Procedure and materials
Eligible individuals were invited to participate in a fNIRS study that took place at the University Research Facility in Behavioral and Systems Neuroscience at the Hong Kong Polytechnic University. Participants were asked to abstain from caffeine and alcohol intake on the day of the experiment. After obtaining written informed consent, the participants performed the SFTs in the context of fNIRS recording in a quiet, dimly lit room.
The SFT paradigm was adapted from previous fNIRS studies (Fig. 1)14,15,38,39. Participants were asked to generate as many unique words as possible from a specific semantic category within 60 s for four abstract categories (country, occupation, positive emotion, negative emotion). The order of presentation was randomized and different for each individual. The production of country and occupation names constituted the conventional, non-emotional SFT, whereas the generation of positive and negative emotion words represented the emotional SFT.
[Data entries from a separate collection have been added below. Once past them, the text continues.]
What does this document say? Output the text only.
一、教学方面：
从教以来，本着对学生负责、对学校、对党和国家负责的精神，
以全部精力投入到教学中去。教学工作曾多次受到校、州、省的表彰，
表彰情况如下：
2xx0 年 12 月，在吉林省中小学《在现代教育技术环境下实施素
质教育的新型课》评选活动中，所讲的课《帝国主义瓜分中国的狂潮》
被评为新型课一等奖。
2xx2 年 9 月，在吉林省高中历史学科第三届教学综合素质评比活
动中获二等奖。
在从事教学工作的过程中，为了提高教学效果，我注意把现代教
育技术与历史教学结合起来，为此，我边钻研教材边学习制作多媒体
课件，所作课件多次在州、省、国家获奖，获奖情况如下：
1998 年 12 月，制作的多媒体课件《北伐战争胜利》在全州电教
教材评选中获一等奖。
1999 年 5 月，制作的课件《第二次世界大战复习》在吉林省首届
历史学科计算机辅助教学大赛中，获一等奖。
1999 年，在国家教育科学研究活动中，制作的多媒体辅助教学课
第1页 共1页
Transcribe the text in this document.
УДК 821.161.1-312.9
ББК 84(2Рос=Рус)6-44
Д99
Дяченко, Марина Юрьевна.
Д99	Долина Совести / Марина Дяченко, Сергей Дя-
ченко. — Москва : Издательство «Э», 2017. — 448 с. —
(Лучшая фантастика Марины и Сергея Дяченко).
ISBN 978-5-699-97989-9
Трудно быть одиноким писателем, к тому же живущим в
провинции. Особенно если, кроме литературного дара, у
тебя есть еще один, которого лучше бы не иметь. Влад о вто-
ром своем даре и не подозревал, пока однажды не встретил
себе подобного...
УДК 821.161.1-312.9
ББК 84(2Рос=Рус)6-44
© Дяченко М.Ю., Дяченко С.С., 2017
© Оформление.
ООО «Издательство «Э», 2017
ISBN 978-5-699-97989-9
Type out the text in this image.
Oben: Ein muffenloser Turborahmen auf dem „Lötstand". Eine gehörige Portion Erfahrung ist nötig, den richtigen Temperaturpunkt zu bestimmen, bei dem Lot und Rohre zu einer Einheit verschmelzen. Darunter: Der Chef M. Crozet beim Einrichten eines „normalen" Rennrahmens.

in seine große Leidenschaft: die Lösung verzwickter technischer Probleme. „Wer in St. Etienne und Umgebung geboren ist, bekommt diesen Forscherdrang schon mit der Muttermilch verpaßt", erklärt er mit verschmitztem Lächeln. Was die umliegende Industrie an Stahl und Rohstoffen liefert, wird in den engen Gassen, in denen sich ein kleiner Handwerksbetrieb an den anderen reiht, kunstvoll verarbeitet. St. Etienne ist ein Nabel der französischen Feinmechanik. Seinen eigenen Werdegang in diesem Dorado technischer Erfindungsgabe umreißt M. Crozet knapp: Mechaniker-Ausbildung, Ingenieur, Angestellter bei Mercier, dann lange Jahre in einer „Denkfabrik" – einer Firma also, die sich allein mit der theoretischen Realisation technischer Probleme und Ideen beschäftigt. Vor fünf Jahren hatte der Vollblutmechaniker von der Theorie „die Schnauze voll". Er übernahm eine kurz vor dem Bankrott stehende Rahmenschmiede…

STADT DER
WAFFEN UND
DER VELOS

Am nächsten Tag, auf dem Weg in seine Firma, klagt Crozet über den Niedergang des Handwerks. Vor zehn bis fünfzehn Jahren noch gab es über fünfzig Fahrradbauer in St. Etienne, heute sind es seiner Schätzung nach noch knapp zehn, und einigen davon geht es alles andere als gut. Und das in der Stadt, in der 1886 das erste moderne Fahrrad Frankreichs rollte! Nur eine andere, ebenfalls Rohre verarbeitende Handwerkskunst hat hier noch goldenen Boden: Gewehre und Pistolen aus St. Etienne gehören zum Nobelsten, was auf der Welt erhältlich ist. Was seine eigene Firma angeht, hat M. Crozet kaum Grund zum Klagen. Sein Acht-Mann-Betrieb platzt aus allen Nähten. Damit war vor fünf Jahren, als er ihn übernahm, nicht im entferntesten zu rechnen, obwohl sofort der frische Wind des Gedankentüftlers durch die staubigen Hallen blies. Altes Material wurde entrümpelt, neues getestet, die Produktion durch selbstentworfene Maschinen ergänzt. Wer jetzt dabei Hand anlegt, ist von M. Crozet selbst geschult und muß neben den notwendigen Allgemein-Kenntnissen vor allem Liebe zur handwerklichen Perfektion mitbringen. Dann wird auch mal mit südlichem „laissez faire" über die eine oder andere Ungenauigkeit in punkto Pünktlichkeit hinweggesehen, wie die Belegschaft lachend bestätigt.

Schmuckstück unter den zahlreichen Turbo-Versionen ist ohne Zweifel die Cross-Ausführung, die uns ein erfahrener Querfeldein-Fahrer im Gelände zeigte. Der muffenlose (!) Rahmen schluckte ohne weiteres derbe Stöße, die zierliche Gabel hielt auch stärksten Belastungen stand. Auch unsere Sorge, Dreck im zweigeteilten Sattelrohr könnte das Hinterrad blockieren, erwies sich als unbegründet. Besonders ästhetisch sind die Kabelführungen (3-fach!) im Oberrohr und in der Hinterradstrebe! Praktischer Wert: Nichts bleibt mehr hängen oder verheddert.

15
Participants performed a control task for 30 s at the beginning of the trial and for 60 s following each 60-s block of the semantic fluency task. For the control task, we instructed participants to repeat the phrase “1, 2, 3, 4” at the pace of one digit per second. The purpose of the control task was to account for changes in fNIRS signals due to oral and facial muscle movement. The entire task lasted 510 s. Participants sat approximately 70 cm away from a computer screen. They were asked to perform tasks according to the cues shown at the center of the screen. The cues indicated either the category for word production or the repetition phrase. The cue stimuli were presented on a 17-inch Dell monitor with a 5:4 aspect ratio using E-Prime 3.0 (Psychology Software Tools, Pittsburgh, PA). Before the experimental task began, we asked participants to sit still and minimize head movement throughout the task. They were given an abstract category example (i.e., surname) to get familiar with the task.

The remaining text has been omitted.